Genau genommen erfordert es nicht viel Phantasie, sich einfach mal den Rest der Welt anzusehen. China bekommt ja als bevölkerungsreichstes Land aktuell Konkurrenz von Indien, das laut Wikipedia in 5 Jahren China überholen könnte. Das ist auf Weltkarte der Klavierbauer noch weitgehend ein schwarzes Loch. Weitere offene Marktplätze könnten Afrika sowie die Arabische Welt inklusive der Arabischen Halbinsel sein. Am Beispiel Chinas könnte man studieren, wie man einen Höhenflug auslöst und im Idealfall möglichst lange dauern lässt. Mit diesem Muster könnte man Schritt für Schritt die Welt für das Klavier erobern.
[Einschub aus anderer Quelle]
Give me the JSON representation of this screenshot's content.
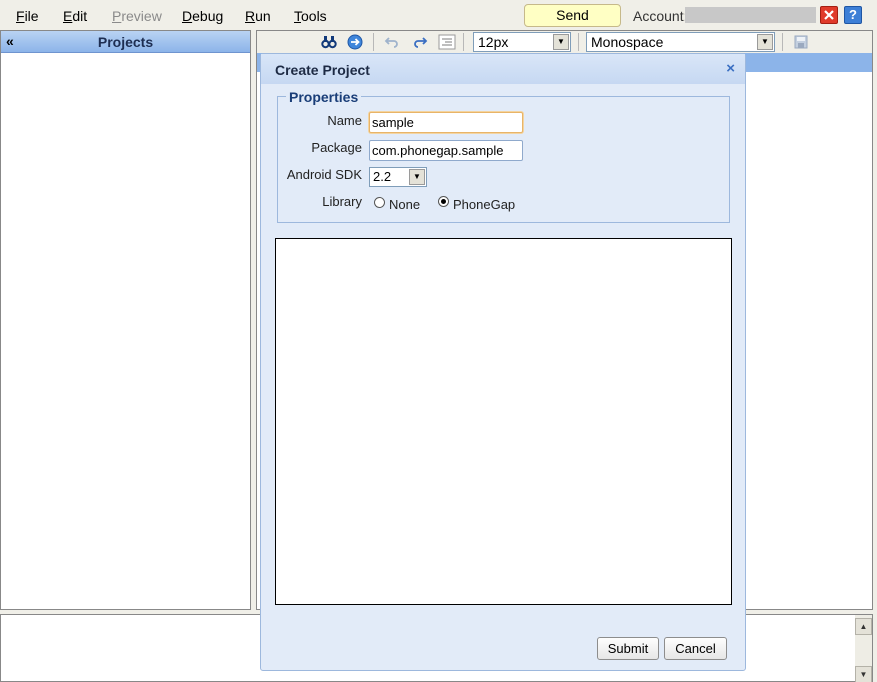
{
  "menu": {
    "items": [
      {
        "label_u": "F",
        "label_rest": "ile",
        "disabled": false
      },
      {
        "label_u": "E",
        "label_rest": "dit",
        "disabled": false
      },
      {
        "label_u": "P",
        "label_rest": "review",
        "disabled": true
      },
      {
        "label_u": "D",
        "label_rest": "ebug",
        "disabled": false
      },
      {
        "label_u": "R",
        "label_rest": "un",
        "disabled": false
      },
      {
        "label_u": "T",
        "label_rest": "ools",
        "disabled": false
      }
    ],
    "feedback_label": "Send Feedback",
    "account_label": "Account:",
    "help_label": "?"
  },
  "projects": {
    "collapse_icon": "«",
    "title": "Projects"
  },
  "editor_toolbar": {
    "font_size": "12px",
    "font_family": "Monospace",
    "icons": [
      "find-icon",
      "goto-icon",
      "undo-icon",
      "redo-icon",
      "indent-icon",
      "save-icon"
    ]
  },
  "dialog": {
    "title": "Create Project",
    "close_label": "×",
    "legend": "Properties",
    "name_label": "Name",
    "name_value": "sample",
    "package_label": "Package",
    "package_value": "com.phonegap.sample",
    "sdk_label": "Android SDK",
    "sdk_value": "2.2",
    "library_label": "Library",
    "library_options": [
      "None",
      "PhoneGap"
    ],
    "library_selected": "PhoneGap",
    "submit_label": "Submit",
    "cancel_label": "Cancel"
  },
  "colors": {
    "header_blue": "#8cb4e9",
    "dialog_bg": "#e2ebf8",
    "feedback_bg": "#ffffc4"
  }
}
So könnte ein erfolgreiches globales Marketing aussehen, wenn man die Kontrolle über das eigene Unternehmen behält. Wer aber schon heute aufgrund mangelnder Hoffnung, fehlender Phantasie und vor allem aufgrund offensichtlicher Beziehungslosigkeit zur eigenen Kultur den Kopf in den Sand steckt, wird an derartigen Prozessen im besten Fall nur noch als Befehlsempfänger teilhaben. Die Möglichkeit zur Gestaltung der eigenen Zukunft ist dauerhaft verwirkt. Das Vorbild für die eigene Kultur ist katastrophal. Wilhelm Schimmel wird weiterhin als Premiummarke unter dem Label Made in Germany verkauft werden. Aber das stimmt nicht mehr. Denn die Eigentümer sitzen seit Januar 2016 in Guangzhou in China. Das sollten Käufer in Zukunft berücksichtigen, die mit ihrem Kauf den Standort Deutschland stärken wollen. Seitdem F. J. Ackermann Klaviere gebaut hat, hat sich die Welt der Klavierbauer grundlegend geändert. Außer den japanischen Firmen Yamaha und Kawai hat es die Branche vor allem in Deutschland verpasst, sich die für eine erfolgreiche Zukunftsgestaltung notwendigen Kompetenzen anzueignen. Ein ähnliches Muster kann man aktuell bei den deutschen Autobauern beobachten, wenn es um die Entwicklung des E-Autos sowie um die Umstellung der Produktion auf das selbst fahrende Auto geht. Die deutschen Klavierbauer hätten im Geiste ihrer Vorfahren die von den Menschen so dringend erwartete Antwort auf die Frage leisten können: Wie kann man Vergangenheit und Zukunft harmonisch in ein Produkt integrieren?